Les énergies renouvelables sont le principal levier de la transition énergétique. Leur développement permettrait d’améliorer les ressources nationales et de réduire le déficit à moyen et long terme, de diversifier et sécuriser l’approvisionnement énergétique, de réduire la dépendance et les charges budgétaires, de favoriser un accès plus large à l’énergie commerciale à coût constant, de répondre aux engagements de la Tunisie en matière de lutte contre les changements climatiques et de réduction des émissions de gaz à effet de serre, de réduire les subventions énergétiques et de dynamiser le secteur en termes d’investissement et de création d’emplois.

En comparant les capacités installées avec les objectifs fixés pour 2030 (35 % de renouvelables, soit 4850 MW) et 2035 (50 %, soit 8500 MW), on constate que les capacités actuelles restent limitées avec 785 MW, soit 16 % de l’objectif 2030. Des retards existent dans la réalisation des projets, mais au vu des capacités déjà lancées, 2840 MW, soit 59 % de l’objectif 2030, le retard est rattrapable. Les 1225 MW restants, représentant 25 % de l’objectif, sont réalisables dans les délais impartis, ce qui rend l’objectif de 2030 atteignable à condition d’accélérer les programmes en cours et de surmonter les obstacles encore présents.

Quels sont, selon vous, les efforts ou actions qui restent à entreprendre pour atteindre les objectifs fixés pour la transition énergétique à l’horizon 2035 ?

Pour atteindre les objectifs fixés en 2035, la Tunisie doit agir simultanément sur plusieurs leviers : accélérer l’exécution des projets, moderniser le réseau, simplifier les procédures, mettre à niveau les institutions, favoriser une fiscalité incitative, accélérer l’efficacité énergétique, encourager la mobilité électrique et créer une filière industrielle locale.

Il  est crucial d’accélérer la réalisation des projets renouvelables déjà attribués. La Tunisie a lancé des appels d’offres ambitieux, pour 0,5 GW solaire et 1,7 GW solaire et éolien, mais ces projets prennent plusieurs années avant d’entrer en exploitation. Il est nécessaire de débloquer les dossiers en attente liés au financement, aux autorisations et aux servitudes foncières, d’accélérer les procédures de raccordement et de réduire les délais de validation par la STEG, de finaliser les contrats d’achat d’électricité plus rapidement et de créer une unité de type « fast-track » pour les projets stratégiques, à l’instar du modèle marocain ou égyptien. Ces mesures permettraient la mise en service rapide de centaines de MW déjà attribués et d’atteindre 30 à 35 % de renouvelables d’ici 2030.

Le  développement massif de l’autoconsommation solaire, qu’elle soit résidentielle, industrielle ou tertiaire, est essentiel. La majeure partie du potentiel solaire tunisien réside sur les toitures des usines, commerces et habitations. Il conviendrait de supprimer les plafonds de capacité trop restrictifs, de simplifier les démarches de raccordement, actuellement longues et complexes, de digitaliser complètement le processus d’autorisation via une plateforme unique et d’obliger ou d’inciter les grandes surfaces, zones industrielles et bâtiments publics à installer du solaire. Cette stratégie permettrait d’installer plus de 1000 MW d’ici 2035 rien qu’avec les toitures.
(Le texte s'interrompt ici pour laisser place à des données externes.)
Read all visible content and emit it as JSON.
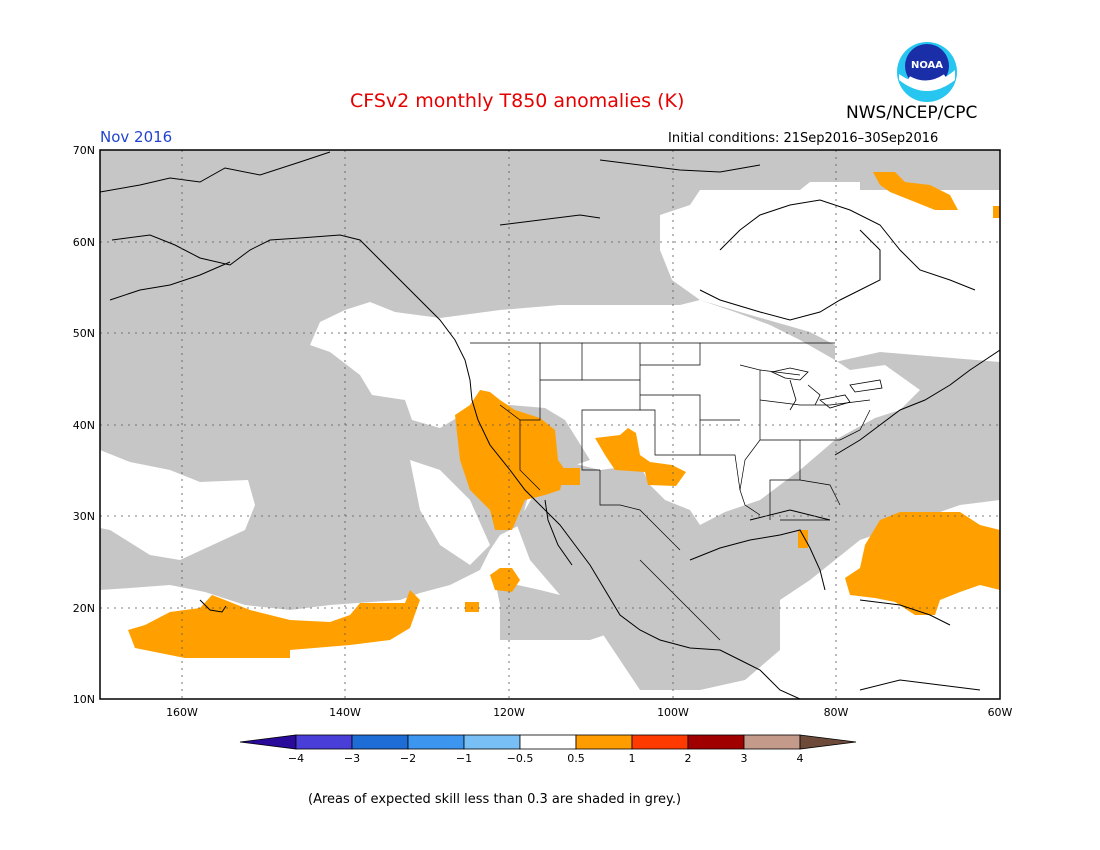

Il  faut réformer le cadre réglementaire et renforcer le rôle stratégique de l’Agence Nationale pour la Maîtrise de l’Énergie (ANME) et de la STEG. L’ANME doit disposer de moyens et prérogatives renforcés pour les normes, contrôles, labellisation, innovation et technologies, ainsi qu’un helpdesk digitalisé. La gouvernance énergétique doit être clarifiée avec des responsabilités précises entre la STEG, l’ANME, les ministères et le régulateur. La mise en place d’une autorité indépendante de régulation de l’électricité, déjà prévue mais non opérationnelle, doit être accélérée, ainsi que la publication du code des énergies renouvelables et la mise à jour du code réseau. Un cadre clair rassurerait les investisseurs et les institutions financières.

Il  est nécessaire d’investir dans le réseau électrique et le stockage. Le développement des renouvelables requiert un réseau capable d’absorber l’intermittence et des installations de stockage comme des batteries et des STEP, ainsi que le renforcement des interconnexions. La modernisation et le renforcement du réseau de transport, le déploiement de systèmes de gestion intelligente, la construction de capacités de stockage et l’accélération des interconnexions Tunisie–Italie, Tunisie–Algérie et Tunisie–Libye sont indispensables pour sécuriser le réseau et intégrer davantage d’énergies renouvelables.

Créer un écosystème industriel local est essentiel pour réduire la facture d’importation et créer de l’emploi. Il s’agit de développer une filière locale d’assemblage de panneaux, onduleurs, structures et batteries, d’encourager la création d’entreprises spécialisées dans la conception, l’ingénierie, le diagnostic et la maintenance, et de fixer éventuellement un minimum de contenu local dans certains appels d’offres stratégiques. Cela permettrait de renforcer la souveraineté énergétique et de créer des emplois qualifiés.

La fiscalité et les barrières douanières doivent être revues. Les équipements solaires importés restent taxés, ce qui augmente le coût des installations. Il faudrait optimiser les droits de douane sur les panneaux photovoltaïques afin de concilier protection de l’industrie locale et réduction du coût de l’électricité renouvelable, réduire la TVA sur ces équipements et alléger la fiscalité sur les onduleurs, batteries et chargeurs de véhicules électriques. Ces mesures pourraient réduire le coût total des installations de 15 à 20 %.

L’efficacité énergétique doit être accélérée, car c’est le levier le plus rentable. La Tunisie dispose d’un potentiel énorme d’économies d’énergie. La mise à jour et l’application de la réglementation sur l’isolation thermique des bâtiments et la certification des équipements électroménagers, le remplacement des équipements énergivores, le renforcement des audits énergétiques obligatoires pour les entreprises et le ciblage des subventions pour les ménages vulnérables permettraient de réduire de 30 % la demande d’énergie primaire à l’horizon 2030 par rapport au scénario tendanciel.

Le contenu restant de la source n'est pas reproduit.